In yesterday’s Autumn Statement, George Osborne said that there would be a consultation on the proposal, which it is hoped will encourage investment into growing businesses.
Companies listed on the AIM (Alternative Investment Market) have fewer regulatory requirements than their large cap counterparts and are usually seen as less liquid and more risky.
However, Adrian Lowcock (pictured), senior investment manager at Hargreaves Lansdown, says that it is a logical step for the stocks to be included in ISAs because investors can already use the tax wrapper to gain exposure to areas of the market that are just as volatile.

"Nowadays, investors can access exchange traded funds and gain exposure to emerging markets and frontier markets through their ISA; these are arguably just as risky as AIM shares. So I think the AIM being left out is a bit of an anomaly, almost a piece of legacy legislation."
"It makes sense as the main concept of investing is that the greater risk available will allow for the greater reward. Also, if you can gain exposure to these risks with tax benefits, it is certainly a good idea for some."
Gavin Oldham, chief executive of The Share Centre, has pushed for AIM shares to be made available through ISAs for some time and argues there is no acceptable reason why the measure has not already been implemented.
"For years, we’ve asked for a review of the stocks UK investors have access to through their ISAs."
"Critics have argued that AIM stocks offer a level of volatility which individual investors should be protected from. However, many investors already access shares with very similar risk and volatility profiles through investing in the small cap market."
Oldham believes that this measure will not only be beneficial for investors, but will also lead to growth in the smaller end of the market.
"There is a strong economic case for allowing personal investors greater access to the AIM market. Osborne’s comment that 'Britain is open for business' should mean that UK investors get a greater chance to invest in UK companies."
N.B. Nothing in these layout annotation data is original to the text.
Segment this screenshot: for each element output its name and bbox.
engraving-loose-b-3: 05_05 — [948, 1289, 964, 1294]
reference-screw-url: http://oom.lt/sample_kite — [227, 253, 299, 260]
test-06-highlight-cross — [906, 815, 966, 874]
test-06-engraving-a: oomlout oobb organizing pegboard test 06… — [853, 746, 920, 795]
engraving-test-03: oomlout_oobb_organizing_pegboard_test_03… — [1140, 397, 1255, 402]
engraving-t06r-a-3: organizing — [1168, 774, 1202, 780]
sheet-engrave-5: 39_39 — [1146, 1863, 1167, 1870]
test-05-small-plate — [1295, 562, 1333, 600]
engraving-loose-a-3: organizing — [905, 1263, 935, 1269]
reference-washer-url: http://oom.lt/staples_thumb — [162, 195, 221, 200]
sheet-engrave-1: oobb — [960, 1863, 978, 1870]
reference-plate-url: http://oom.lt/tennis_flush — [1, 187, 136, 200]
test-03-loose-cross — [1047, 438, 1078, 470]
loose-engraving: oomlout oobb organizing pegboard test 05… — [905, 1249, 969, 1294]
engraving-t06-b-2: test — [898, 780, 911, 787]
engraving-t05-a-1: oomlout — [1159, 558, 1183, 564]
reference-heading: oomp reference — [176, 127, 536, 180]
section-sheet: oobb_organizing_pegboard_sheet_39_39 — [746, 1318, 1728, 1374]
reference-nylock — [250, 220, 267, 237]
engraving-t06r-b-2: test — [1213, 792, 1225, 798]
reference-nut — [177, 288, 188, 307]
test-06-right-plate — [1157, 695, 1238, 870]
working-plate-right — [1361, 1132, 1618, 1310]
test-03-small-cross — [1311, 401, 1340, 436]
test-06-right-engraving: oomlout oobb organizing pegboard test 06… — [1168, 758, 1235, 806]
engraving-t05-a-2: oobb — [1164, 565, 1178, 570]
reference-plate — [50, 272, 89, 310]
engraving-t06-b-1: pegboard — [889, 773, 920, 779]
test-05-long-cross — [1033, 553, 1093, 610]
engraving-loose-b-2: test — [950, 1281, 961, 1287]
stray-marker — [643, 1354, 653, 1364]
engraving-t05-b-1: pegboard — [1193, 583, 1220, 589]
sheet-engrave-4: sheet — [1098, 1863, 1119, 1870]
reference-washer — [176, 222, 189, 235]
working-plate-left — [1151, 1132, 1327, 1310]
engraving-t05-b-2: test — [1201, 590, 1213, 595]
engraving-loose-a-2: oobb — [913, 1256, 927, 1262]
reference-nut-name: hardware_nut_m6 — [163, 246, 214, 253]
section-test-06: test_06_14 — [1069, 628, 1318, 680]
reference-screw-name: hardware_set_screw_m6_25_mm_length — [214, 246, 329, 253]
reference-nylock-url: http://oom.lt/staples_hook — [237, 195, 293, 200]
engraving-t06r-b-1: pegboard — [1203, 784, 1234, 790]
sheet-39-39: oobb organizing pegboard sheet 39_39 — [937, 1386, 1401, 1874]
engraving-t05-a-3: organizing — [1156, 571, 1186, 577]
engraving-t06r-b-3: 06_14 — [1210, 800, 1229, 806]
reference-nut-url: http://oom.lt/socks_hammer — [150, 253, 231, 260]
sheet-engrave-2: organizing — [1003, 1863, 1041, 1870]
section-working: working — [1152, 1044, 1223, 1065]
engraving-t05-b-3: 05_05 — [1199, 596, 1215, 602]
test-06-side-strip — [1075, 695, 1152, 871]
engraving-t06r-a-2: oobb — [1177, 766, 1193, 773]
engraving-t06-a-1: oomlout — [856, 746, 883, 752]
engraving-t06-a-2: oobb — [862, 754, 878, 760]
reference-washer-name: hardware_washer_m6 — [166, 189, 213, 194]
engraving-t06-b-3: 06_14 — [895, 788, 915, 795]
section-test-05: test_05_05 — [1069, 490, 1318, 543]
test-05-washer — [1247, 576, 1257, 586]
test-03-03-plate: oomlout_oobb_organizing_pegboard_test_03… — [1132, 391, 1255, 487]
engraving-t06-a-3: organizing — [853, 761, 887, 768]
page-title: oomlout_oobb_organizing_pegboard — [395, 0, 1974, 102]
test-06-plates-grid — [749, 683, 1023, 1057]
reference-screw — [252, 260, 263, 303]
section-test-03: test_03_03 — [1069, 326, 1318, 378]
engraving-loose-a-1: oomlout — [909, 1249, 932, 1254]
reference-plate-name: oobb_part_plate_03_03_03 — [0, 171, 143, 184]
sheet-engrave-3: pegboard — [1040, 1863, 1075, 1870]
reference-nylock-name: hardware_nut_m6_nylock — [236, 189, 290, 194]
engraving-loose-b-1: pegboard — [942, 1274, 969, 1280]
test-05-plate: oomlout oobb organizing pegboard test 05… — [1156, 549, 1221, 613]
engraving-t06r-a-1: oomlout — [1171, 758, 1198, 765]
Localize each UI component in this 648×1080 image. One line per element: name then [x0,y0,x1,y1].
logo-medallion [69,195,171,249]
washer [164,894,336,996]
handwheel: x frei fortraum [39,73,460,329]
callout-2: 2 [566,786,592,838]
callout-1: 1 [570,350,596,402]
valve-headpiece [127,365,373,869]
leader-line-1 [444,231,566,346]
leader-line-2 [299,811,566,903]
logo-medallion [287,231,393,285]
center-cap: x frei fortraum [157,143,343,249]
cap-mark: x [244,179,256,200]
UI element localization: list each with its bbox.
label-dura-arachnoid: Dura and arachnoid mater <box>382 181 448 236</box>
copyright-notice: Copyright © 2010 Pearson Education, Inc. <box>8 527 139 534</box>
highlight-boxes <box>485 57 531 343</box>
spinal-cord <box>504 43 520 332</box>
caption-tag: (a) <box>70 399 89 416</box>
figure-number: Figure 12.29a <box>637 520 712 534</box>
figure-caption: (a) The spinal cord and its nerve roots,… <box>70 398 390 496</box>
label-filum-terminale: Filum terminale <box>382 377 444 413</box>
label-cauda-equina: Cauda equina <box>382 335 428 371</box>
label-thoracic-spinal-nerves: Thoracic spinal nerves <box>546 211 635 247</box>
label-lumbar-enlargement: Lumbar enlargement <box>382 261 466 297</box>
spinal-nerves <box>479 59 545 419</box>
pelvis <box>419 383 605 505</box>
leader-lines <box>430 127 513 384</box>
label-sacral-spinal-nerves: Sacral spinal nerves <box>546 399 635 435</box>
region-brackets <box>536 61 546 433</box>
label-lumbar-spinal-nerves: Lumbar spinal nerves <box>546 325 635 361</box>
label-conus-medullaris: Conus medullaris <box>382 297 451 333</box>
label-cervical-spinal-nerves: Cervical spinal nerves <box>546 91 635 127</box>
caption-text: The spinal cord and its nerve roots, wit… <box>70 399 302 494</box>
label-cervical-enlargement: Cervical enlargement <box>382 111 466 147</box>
"This change would bring a new lease of life to the AIM secondary market, enabling AIM-listed shares to raise primary funding more easily. At a time when many of these companies struggle to secure bank loans, access to equity finance is important."
"There’s no doubt that the benefits for investors are considerable," he added.
Although Lowcock believes the rule change is a good move, he says investors should approach this area of the market with caution.
"The AIM market won’t be suitable for all investors. They must understand that the AIM is a hugely volatile area of the market that is subject to changing market trends. What we have seen recently is investors pile into mining stocks, basically hoping for the next big exploration discovery."
"With individual shares, the performance over time can be very up and down. One year they could make 100 per cent, the next they could lose 95 per cent. So the chances of making money should also be balanced by the possibility of losing it."
Therefore Lowcock advocates a diversified approach to including AIM shares in investors’ portfolios, preferably through a proven stock-picking fund manager.
"Investors can already access the AIM market indirectly through certain funds anyway."
"What you want is a top stock picker who can make that decision for you. A quality active manager adds so much value to your portfolio, but you also need a good adviser or analyst to make sure you get the best out there."
"Basically, you need them to separate the wheat from the chaff," Lowcock added.
Paul Mumford, who manages the Cavendish AIM fund, agrees that the plans are to be welcomed, but adds his voice to those calling for caution, suggesting that investors consider a portfolio such as his rather than investing directly.
"There are many incentives to holding AIM shares in an ISA, but the AIM market is a risky market and investors would be wise to have a spread of interests in their portfolio," he said.